Oh OP I just can't cope with the thought of him letting this woman do everything for my baby, which I know is going to happen Lovey I'm sorry, but it's not about you or your feelings. It is what is best for your DD, and if that is accepting that her father has moved on, and has a partner willing to help parent his daughter, then so be it.

You never know, this new partner might be absolutely lovely, and your DD happy to see her. Don't comdemn her just for existing.

AThingInYourLife Mon 19-Nov-12 15:49:42

But even the sexist UK courts might think twice before sending a toddler off with a man she barely knows who is unable to attend to her most basic needs.

lubeybooby Mon 19-Nov-12 15:51:29

You don't get to allow or forbid it. Sorry, it's his choice.

My DD's dad was a student nurse in Leeds when we split - DD was 16 months.

I lived 2 hours away (he used to come to me for weekends when we were together)

He is a capable and trustworthy parent. That was that. What house they are in is irreelvant.

MissCellania Mon 19-Nov-12 15:53:48

AThing, stop adding in info that isn't there. Barely knows him? They only split up a few months ago and has had contact since, of course she knows him.

Viviennemary Mon 19-Nov-12 15:55:29

Well I probably wouldn't like it myself. But on the other hand if you both have equal rights as parents I can't see why not.

mrsscoob Mon 19-Nov-12 15:57:44

In an ideal world it would be fine if people could be equal parents but if one parent is putting their own needs before the child and just saying "I'm an equal,parent it's my right" then that is wrong and sadly I guess it's up to the other parent to put their foot down. Say no. If he is that bothered he will take you to court, from what you have said he probably won't do that anyway and well if he does by the time it gets to court and IF a judge rules in his favour she will be older nd it won't be such an issue.

AThingInYourLife Mon 19-Nov-12 15:57:58

"In the time since split he has seen dd every 2-3 weeks although has gone 4 weeks without seeing her at times."

"Also, I can't stress enough that he is nowhere near a hands-on dad. He won't even change nappies and as soon as dd starts saying "no" to him, he can't handle it."

That's the "equal parent" of a drunk who uses the TV as a babysitter.
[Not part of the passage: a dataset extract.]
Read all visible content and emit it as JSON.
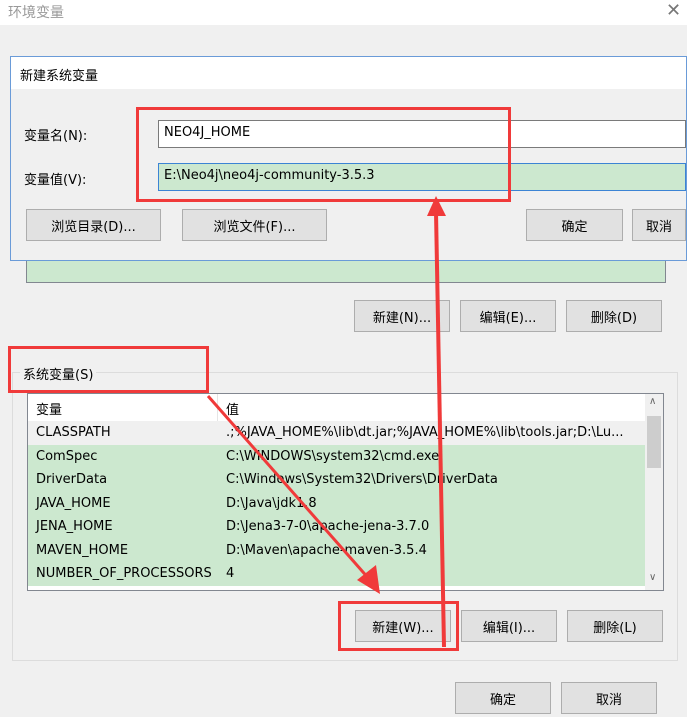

lubeybooby Mon 19-Nov-12 16:01:05

It's never easy to let go of full control. But unless he has a history of absent mindledly leaving her in the middle of railway lines, or locking her in a cupboard and going out clubbing, the best thing for her is to see her dad.

It might not be the best the OP can offer care wise, but it's still for the best. He might not be perfect, but none of us are and we wouldn't want our exes breathing down our necks banning things and judging all the time.

During his contact with the child, he doesn't need permission to go anywhere or see anyone.

If this was OP with the genders reversed everyone would be saying the same as me.

lubeybooby Mon 19-Nov-12 16:02:46

Re: 'not able to handle it won't change nappies blah blah' has he ever tried without the OP standing over him and the child playing the 'I want mummy' card?

It's likely to be very different without OP around and when he has space to actually parent.